The solution will look like.
fileType <- c("xls", "doc")
paste0(partial_url,"/",url_parts,states,year,rep(fileType,each = length(states)))
[1] "URL_1/PART_1Alabama2017xls" "URL_2/PART_2Colorado2017xls" "URL_3/PART_3Georgia2017xls"
[4] "URL_1/PART_1Alabama2017doc" "URL_2/PART_2Colorado2017doc" "URL_3/PART_3Georgia2017doc"
Here is a tidyverse solution with some simple example data. The approach is to use complete to give yourself a data frame with all possible combinations of your variables. This works because if you make each variable a factor, complete will include all possible factor levels even if they don't appear. This makes it easy to combine your five url parts even though they appear to have different nrow (e.g. 50 states but only 5 file types). unite allows you to join together columns as strings, so we call it three times to include the right separators, and then finally add the http:// with mutate.
Re: your for loop, I find it hard to work through nested for loop logic in the first place. But at least two issues as written include that you have 1:partial_url instead of 1:length(partial_url) and similar, and you are simply overwriting the same object with every pass of the loop. I prefer to avoid loops unless it's a problem where they're absolutely necessary.
library(tidyverse)
states <- tibble(state = c("AK", "AZ", "AR", "CA", "NY"))
partial_url <- tibble(part = c("part1", "part2"))
url_parts <- tibble(urlpart = c("urlpart1", "urlpart2"))

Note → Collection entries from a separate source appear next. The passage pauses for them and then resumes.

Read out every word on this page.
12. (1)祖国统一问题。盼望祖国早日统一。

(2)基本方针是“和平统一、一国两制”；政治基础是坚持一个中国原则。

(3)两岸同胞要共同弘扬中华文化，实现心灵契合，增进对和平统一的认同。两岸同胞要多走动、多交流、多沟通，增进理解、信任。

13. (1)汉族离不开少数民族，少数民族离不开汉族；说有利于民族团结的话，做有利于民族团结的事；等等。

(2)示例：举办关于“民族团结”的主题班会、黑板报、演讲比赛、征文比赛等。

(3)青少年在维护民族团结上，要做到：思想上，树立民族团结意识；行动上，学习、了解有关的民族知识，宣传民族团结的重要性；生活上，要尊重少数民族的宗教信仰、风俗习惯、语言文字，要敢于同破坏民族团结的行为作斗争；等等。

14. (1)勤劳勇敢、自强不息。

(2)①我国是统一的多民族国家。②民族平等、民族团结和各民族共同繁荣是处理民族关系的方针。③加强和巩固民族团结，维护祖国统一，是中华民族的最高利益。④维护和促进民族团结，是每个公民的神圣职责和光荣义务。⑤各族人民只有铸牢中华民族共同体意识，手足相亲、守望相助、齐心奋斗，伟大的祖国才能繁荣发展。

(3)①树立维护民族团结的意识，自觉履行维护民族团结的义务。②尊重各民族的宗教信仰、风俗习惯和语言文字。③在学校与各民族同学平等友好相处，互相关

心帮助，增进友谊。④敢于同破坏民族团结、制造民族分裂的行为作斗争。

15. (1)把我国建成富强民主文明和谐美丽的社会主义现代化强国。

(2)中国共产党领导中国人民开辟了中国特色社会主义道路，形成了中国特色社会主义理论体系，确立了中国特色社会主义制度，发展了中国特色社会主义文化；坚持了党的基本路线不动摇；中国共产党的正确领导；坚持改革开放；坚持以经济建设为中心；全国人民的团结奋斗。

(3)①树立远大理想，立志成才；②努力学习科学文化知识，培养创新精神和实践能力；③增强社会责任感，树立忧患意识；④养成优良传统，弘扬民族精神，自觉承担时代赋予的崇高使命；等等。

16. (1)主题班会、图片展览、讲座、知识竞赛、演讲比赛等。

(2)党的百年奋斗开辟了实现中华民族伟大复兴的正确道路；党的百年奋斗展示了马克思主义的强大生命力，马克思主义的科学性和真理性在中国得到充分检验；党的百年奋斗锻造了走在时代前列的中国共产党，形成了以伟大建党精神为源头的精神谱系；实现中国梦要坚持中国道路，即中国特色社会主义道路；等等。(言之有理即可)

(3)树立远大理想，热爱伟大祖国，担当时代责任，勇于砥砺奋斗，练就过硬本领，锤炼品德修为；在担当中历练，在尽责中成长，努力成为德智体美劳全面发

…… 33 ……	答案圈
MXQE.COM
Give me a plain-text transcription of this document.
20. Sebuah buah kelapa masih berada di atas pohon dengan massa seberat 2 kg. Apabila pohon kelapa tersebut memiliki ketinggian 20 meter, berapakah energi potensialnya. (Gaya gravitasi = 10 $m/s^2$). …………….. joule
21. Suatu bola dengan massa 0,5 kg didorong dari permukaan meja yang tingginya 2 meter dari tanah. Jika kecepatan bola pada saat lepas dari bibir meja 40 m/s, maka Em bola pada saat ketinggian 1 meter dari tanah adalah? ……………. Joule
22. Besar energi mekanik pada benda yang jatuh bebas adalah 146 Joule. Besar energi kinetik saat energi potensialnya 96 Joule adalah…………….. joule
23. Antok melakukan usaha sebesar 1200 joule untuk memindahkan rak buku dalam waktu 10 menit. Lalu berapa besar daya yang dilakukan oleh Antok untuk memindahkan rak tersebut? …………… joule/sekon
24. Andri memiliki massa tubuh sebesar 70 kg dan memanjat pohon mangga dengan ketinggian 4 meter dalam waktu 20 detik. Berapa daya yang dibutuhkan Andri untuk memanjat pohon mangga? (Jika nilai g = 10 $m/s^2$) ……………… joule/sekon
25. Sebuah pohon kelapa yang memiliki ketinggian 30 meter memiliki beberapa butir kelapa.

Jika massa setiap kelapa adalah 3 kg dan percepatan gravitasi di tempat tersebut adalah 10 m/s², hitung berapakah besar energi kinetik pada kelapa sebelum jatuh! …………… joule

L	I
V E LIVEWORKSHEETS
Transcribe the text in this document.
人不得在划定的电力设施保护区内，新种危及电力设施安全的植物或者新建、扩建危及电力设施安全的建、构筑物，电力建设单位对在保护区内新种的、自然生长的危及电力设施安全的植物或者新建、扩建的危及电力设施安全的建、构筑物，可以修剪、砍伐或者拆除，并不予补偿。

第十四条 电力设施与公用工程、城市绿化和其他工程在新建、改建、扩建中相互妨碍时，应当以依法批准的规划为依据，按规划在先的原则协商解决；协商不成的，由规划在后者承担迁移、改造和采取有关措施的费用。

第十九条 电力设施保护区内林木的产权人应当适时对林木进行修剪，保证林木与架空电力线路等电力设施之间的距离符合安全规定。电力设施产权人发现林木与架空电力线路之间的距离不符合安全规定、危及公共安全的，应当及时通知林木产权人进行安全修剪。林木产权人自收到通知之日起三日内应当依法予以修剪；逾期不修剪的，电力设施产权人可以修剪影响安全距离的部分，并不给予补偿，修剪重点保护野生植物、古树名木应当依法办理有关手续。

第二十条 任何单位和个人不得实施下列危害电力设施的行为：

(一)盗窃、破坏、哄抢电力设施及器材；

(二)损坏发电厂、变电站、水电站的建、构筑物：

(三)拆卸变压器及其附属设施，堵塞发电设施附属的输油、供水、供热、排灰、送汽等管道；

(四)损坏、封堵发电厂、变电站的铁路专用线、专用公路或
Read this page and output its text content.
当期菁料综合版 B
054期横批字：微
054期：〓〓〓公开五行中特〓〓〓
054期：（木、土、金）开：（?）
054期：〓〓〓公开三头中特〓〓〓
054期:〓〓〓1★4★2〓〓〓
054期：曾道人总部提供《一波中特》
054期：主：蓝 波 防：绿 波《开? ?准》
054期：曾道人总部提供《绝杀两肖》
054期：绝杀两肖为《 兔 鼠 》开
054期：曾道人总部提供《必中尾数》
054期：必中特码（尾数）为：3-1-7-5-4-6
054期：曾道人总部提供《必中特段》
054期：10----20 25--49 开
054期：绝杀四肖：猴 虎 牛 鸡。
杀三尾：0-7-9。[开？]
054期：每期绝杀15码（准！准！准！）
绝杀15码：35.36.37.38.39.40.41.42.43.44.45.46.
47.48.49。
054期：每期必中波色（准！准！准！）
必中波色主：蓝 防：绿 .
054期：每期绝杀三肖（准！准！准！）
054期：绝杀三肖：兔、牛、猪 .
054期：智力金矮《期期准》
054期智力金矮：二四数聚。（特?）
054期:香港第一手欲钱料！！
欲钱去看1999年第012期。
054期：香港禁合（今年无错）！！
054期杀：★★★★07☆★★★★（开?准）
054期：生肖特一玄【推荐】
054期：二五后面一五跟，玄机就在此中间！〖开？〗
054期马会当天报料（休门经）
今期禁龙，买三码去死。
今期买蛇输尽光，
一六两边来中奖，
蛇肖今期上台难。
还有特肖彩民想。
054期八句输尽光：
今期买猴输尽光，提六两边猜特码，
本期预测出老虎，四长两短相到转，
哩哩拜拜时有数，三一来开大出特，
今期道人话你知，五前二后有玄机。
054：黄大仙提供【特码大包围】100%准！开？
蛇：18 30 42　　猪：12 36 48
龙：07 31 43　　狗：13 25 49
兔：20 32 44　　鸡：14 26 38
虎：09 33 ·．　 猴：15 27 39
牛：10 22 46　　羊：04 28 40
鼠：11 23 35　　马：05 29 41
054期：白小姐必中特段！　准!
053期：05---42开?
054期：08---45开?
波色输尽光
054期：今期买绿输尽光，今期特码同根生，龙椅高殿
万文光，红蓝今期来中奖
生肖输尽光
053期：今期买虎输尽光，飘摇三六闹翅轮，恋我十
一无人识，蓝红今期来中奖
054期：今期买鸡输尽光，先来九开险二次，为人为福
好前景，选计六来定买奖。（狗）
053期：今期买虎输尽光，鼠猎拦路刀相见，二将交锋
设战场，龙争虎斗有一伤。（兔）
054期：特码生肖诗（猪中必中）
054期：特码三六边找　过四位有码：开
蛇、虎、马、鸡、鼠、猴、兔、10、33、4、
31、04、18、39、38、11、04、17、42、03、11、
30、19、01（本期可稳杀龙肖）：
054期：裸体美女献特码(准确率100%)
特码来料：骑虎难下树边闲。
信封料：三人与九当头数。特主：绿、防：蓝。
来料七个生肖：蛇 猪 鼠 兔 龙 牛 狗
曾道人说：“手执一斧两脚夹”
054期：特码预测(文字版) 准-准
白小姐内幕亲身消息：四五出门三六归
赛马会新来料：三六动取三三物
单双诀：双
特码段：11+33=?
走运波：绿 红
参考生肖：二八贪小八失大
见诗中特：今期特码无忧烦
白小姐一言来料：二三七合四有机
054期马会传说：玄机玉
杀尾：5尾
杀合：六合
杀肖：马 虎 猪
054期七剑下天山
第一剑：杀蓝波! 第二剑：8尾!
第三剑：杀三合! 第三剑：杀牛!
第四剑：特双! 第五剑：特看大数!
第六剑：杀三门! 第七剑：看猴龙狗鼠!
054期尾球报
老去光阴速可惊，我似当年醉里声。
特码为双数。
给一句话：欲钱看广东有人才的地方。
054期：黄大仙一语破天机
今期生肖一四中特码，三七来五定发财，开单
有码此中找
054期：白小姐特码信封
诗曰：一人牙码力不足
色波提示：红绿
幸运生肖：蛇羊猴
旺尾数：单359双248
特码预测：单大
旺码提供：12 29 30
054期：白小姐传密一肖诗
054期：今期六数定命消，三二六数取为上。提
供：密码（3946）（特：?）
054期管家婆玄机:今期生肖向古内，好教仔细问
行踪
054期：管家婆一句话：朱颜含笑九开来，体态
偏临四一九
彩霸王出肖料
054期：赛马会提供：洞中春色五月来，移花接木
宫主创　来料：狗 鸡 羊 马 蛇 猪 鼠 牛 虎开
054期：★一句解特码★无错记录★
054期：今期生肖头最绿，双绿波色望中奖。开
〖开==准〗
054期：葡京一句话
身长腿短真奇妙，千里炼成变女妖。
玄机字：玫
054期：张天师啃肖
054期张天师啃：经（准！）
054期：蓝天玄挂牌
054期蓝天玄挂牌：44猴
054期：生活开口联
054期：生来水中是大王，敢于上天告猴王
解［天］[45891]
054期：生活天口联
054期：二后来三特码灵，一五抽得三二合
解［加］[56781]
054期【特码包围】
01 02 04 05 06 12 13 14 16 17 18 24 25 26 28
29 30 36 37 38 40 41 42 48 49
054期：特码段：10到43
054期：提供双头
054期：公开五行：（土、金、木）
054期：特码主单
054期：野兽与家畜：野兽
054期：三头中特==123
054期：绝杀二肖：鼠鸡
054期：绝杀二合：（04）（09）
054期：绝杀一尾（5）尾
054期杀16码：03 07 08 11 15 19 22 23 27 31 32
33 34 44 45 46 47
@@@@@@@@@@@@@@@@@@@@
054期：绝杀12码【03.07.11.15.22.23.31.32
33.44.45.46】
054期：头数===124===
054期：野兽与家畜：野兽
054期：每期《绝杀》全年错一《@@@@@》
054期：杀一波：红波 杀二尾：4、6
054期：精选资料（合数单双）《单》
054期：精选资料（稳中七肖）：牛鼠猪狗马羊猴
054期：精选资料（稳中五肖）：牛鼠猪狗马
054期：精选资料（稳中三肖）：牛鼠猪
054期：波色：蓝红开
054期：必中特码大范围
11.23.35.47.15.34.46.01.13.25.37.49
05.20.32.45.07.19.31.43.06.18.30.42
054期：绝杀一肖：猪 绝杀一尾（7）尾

year <- tibble(year = 2007:2010)
filetype <- tibble(filetype = c("csv", "txt", "tar"))
urls <- bind_cols(
states = states[[1]] %>% factor() %>% head(2),
partial_url = partial_url[[1]] %>% factor() %>% head(2),
url_parts = url_parts[[1]] %>% factor() %>% head(2),
year = year[[1]] %>% factor() %>% head(2),
filetype = filetype[[1]] %>% factor() %>% head(2)
) %>%
complete(states, partial_url, url_parts, year, filetype) %>%
unite("middle", states, url_parts, year, sep = "_") %>%
unite("end", middle, filetype, sep = ".") %>%
unite("url", partial_url, end, sep = "/") %>%
mutate(url = str_c("http://", url))
print(urls)
# A tibble: 160 x 1
url
<chr>
1 http://part1/AK_urlpart1_2007.csv
2 http://part1/AK_urlpart1_2007.txt
3 http://part1/AK_urlpart1_2008.csv
4 http://part1/AK_urlpart1_2008.txt
5 http://part1/AK_urlpart1_2009.csv
6 http://part1/AK_urlpart1_2009.txt
7 http://part1/AK_urlpart1_2010.csv
8 http://part1/AK_urlpart1_2010.txt
9 http://part1/AK_urlpart2_2007.csv
10 http://part1/AK_urlpart2_2007.txt
# ... with 150 more rows
Created on 2018-02-22 by the reprex package (v0.2.0).